Puis, par déférence pour le comte Davant, elle lui demanda ce qu'il fallait faire.
Il lui répondit:
– Faites ce que vous voudrez. Je n'ai pas de conseils à vous donner. Envoyez ou n'envoyez pas vos meubles à l'Exposition, ce sera tout un. Rien ne fait rien, comme disait mon vieil ami Théophile Gautier.
– Ça y est, pensa Frémont! Je vais tout à l'heure aller annoncer au ministère que j'ai décroché la collection Bonmont. Cela vaut bien la rosette.
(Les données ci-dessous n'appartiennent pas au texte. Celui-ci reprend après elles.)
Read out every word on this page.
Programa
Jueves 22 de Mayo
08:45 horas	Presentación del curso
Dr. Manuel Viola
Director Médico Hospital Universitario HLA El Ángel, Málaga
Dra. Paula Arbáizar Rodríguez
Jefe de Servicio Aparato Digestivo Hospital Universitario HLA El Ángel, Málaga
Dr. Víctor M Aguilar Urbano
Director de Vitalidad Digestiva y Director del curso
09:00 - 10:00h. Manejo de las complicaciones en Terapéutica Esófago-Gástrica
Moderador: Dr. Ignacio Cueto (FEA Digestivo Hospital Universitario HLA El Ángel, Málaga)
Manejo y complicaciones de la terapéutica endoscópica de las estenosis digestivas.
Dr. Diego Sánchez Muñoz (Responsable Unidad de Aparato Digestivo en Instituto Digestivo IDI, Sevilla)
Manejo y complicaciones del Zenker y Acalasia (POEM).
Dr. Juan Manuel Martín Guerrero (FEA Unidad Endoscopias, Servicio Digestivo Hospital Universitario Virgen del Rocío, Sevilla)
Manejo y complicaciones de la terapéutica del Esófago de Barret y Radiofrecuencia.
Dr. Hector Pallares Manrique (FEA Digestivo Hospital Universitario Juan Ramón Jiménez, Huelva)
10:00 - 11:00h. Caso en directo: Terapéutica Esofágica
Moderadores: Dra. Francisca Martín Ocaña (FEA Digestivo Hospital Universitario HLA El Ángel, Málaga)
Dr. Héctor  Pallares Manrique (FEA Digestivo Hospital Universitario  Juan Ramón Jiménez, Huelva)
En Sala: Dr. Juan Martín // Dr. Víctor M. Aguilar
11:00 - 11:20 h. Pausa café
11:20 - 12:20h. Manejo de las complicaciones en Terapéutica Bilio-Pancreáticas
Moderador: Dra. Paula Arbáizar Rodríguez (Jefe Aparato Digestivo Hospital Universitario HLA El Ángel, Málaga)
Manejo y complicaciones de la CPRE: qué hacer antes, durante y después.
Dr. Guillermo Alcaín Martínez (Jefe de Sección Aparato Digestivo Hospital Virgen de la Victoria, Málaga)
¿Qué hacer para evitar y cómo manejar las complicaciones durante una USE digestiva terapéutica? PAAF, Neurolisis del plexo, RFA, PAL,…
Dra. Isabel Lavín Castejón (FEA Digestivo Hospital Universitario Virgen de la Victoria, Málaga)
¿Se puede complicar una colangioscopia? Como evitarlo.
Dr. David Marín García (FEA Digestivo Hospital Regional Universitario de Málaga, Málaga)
Et il sourit intérieurement. Ce n'est pas qu'il fût un sot. Mais il ne méprisait pas les distinctions sociales, et il trouvait piquant qu'un condamné de la Commune fût officier de la Légion d'honneur.
– Il faut pourtant, dit Joseph Lacrisse, que je prépare le discours que je prononcerai dimanche au banquet des Grandes-Écuries.
– Oh! soupira la baronne. Ne vous donnez pas de peine. C'est inutile. Vous improvisez si merveilleusement!…
– Et puis, mon cher, dit Jacques de Cadde, ce n'est pas difficile de parler aux électeurs.
– Ce n'est pas difficile, si vous voulez, reprit l'élu Lacrisse, mais c'est délicat. Nos adversaires crient que nous n'avons pas de programme. C'est une calomnie; nous avons un programme, mais…
– La chasse à la perdrix, voilà le programme, messieurs, dit Jambe-d'Argent.
– Mais l'électeur, poursuivit Joseph Lacrisse, est plus complexe qu'on ne se le figure tout d'abord. Ainsi, moi, j'ai été élu aux Grandes-Écuries, par les monarchistes naturellement, et par les bonapartistes, et aussi par les… comment dirai-je? par les républicains qui ne veulent plus de la République, mais qui sont républicains tout de même. C'est un état d'esprit qui n'est pas rare à Paris, dans le petit commerce. Ainsi le charcutier, qui est le président de mon Comité, me le crie à plein gosier:
«La République des républicains, je n'en veux plus. Si je pouvais, je la ferais sauter, dussé-je sauter avec. Mais la vôtre, monsieur Lacrisse, je me ferais tuer pour elle…» Sans doute il y a un terrain d'entente.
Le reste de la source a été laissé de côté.